Put another way, if we redefine an increase in interest rates as a deviation from the norm, we are in negative interest rate territory, so an increase in interest rates only gets us back to the starting point. Normally, increases in interest rates signal to the market that things are getting too hot and risk inflation. This time when interest rates increase, at least initially, they will signal that the economy is no longer in critical condition and can start be weaned off of life support. In my opinion, that should be good for the markets -- except for safe havens like gold and silver, and their paper partners SPDR Gold Trust (NYSEARCA:GLD) and iShares Silver Trust (NYSEARCA:SLV).

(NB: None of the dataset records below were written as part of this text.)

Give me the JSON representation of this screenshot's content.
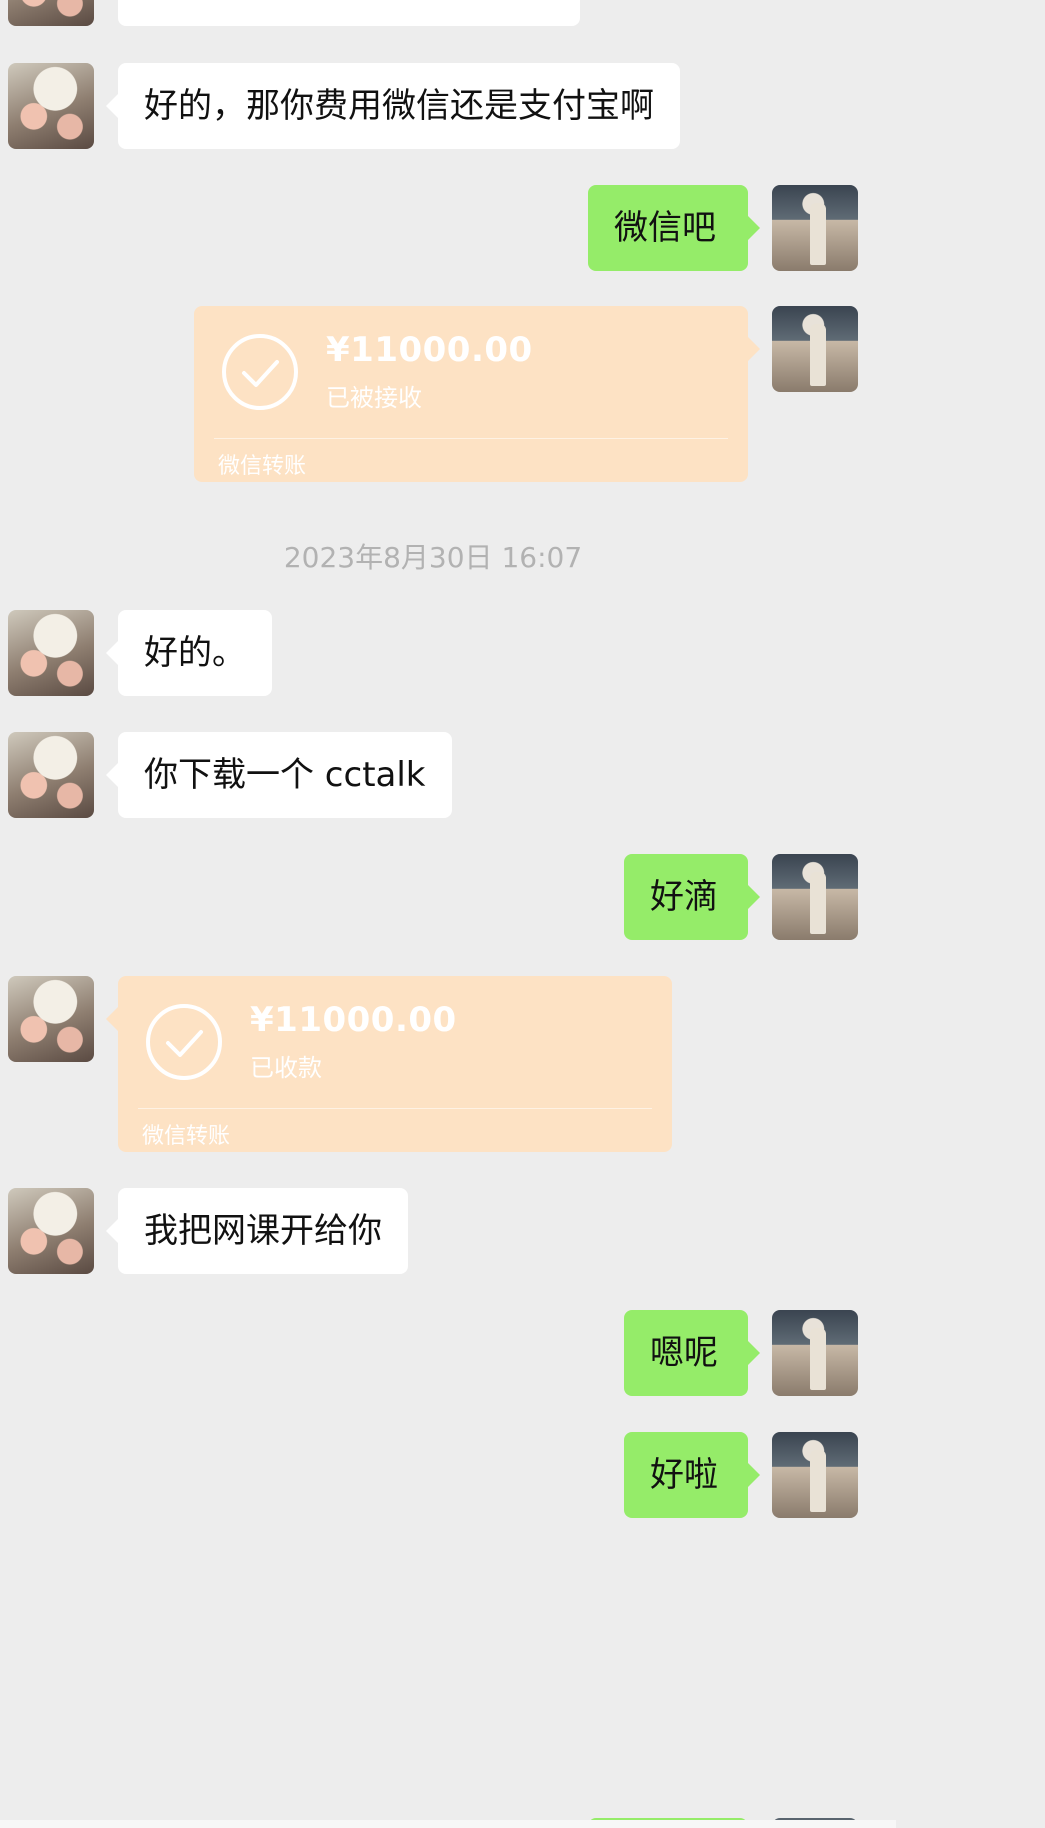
{
  "messages": {
    "m0_partial": "",
    "m1": "好的，那你费用微信还是支付宝啊",
    "m2": "微信吧",
    "t1": {
      "amount": "¥11000.00",
      "status": "已被接收",
      "kind": "微信转账"
    },
    "timestamp": "2023年8月30日 16:07",
    "m3": "好的。",
    "m4": "你下载一个 cctalk",
    "m5": "好滴",
    "t2": {
      "amount": "¥11000.00",
      "status": "已收款",
      "kind": "微信转账"
    },
    "m6": "我把网课开给你",
    "m7": "嗯呢",
    "m8": "好啦"
  },
  "colors": {
    "chat_bg": "#ededed",
    "incoming_bubble": "#ffffff",
    "outgoing_bubble": "#95ec69",
    "transfer_card": "#fde2c4"
  }
}
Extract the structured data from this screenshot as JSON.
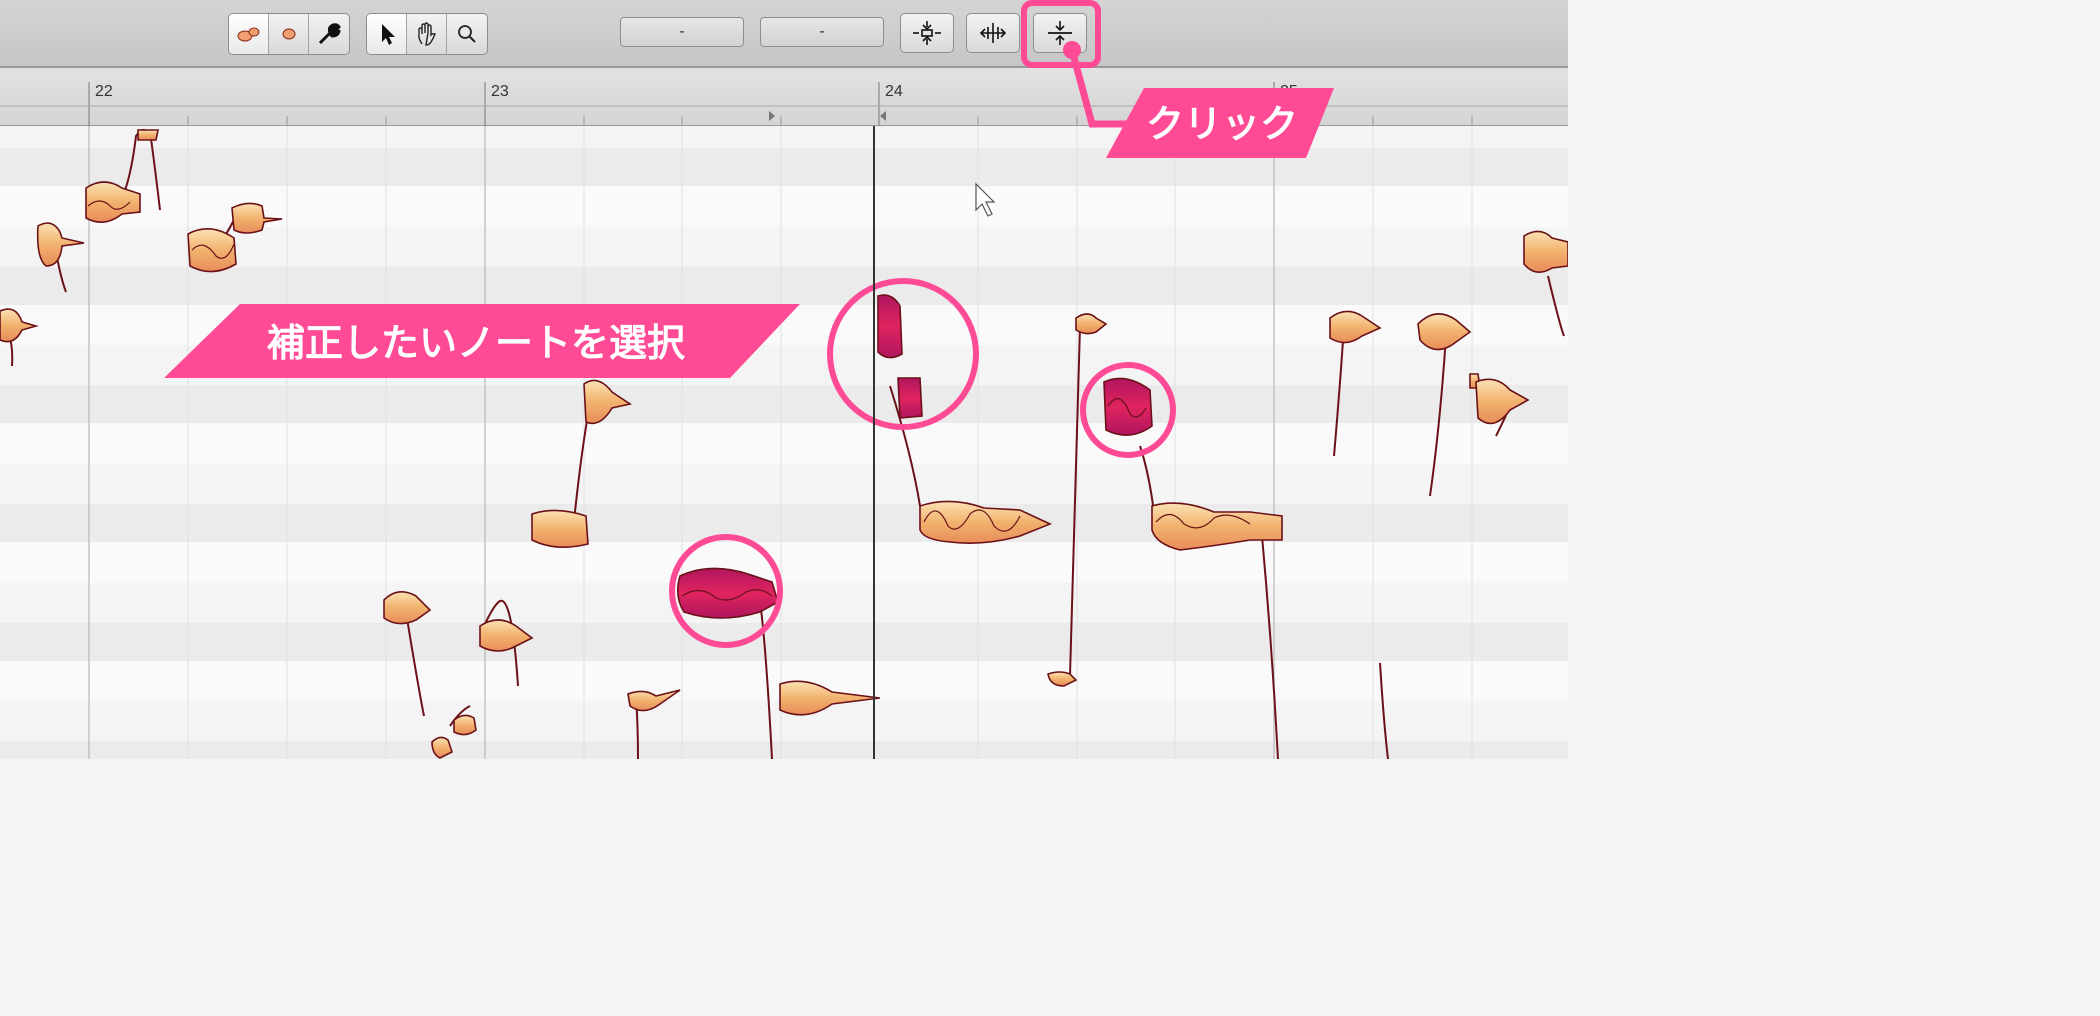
{
  "toolbar": {
    "field1_value": "-",
    "field2_value": "-",
    "mode_buttons": [
      "blob-main-tool-icon",
      "blob-secondary-tool-icon",
      "wrench-tool-icon"
    ],
    "nav_buttons": [
      "arrow-pointer-icon",
      "hand-icon",
      "magnifier-icon"
    ],
    "pitch_buttons": [
      "center-pitch-icon",
      "pitch-drift-icon",
      "pitch-modulation-icon"
    ]
  },
  "ruler": {
    "bars": [
      "22",
      "23",
      "24",
      "25"
    ]
  },
  "callouts": {
    "click_label": "クリック",
    "select_label": "補正したいノートを選択"
  },
  "colors": {
    "accent_pink": "#ff4a96",
    "note_light": "#f6c98a",
    "note_dark": "#c2185b",
    "note_outline": "#6b1118"
  }
}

In conclusion, while most major asset classes sold off today because of the back-up in rates, I would not expect that to be the normal response going forward. Going forward, I would expect the equity markets and investments like SPDR S&P 500 Trust (NYSEARCA:SPY) to respond favorably to a slow and gradual increase in interest rates, and that the economy sits up and takes its first steps without the Fed's life support. This should be bullish for the markets, not bearish as it historically has been. Unlike past episodes, when increased interest rates were typically considered contractionary monetary policy designed to slow growth and contain inflation, this time we are starting the increase in interest rates with near double-digit unemployment, anemic global growth, and teetering on deflation. Those aren't the conditions that fit the historic norm on which the traditional market models are based.
The current rise in interest rates must be put into historic context, and when that is done the increase in interest rates today shouldn't be considered contractionary. At worst it should be considered a rating increase from critical and needing life support in the ICU, to being transferred to the general hospital for observation and recovery. The economy is still in the hospital and in need of care; it just no longer needs life support, and I would think investors will ultimately view that as a positive, not a negative, for equities. That, however, doesn't hold for gold and silver, which represented investor life preservers. Now that the patient has been removed from the critical care unit, there is no longer a need for the life support experiment -- and that bodes ill for GLD and SLV.
Disclaimer: This article is not an investment recommendation. Any analysis presented in this article is illustrative in nature, is based on an incomplete set of information and has limitations to its accuracy, and is not meant to be relied upon for investment decisions. Please consult a qualified investment advisor. The information upon which this material is based was obtained from sources believed to be reliable, but has not been independently verified. Therefore, the author cannot guarantee its accuracy. Any opinions or estimates constitute the author's best judgment as of the date of publication, and are subject to change without notice.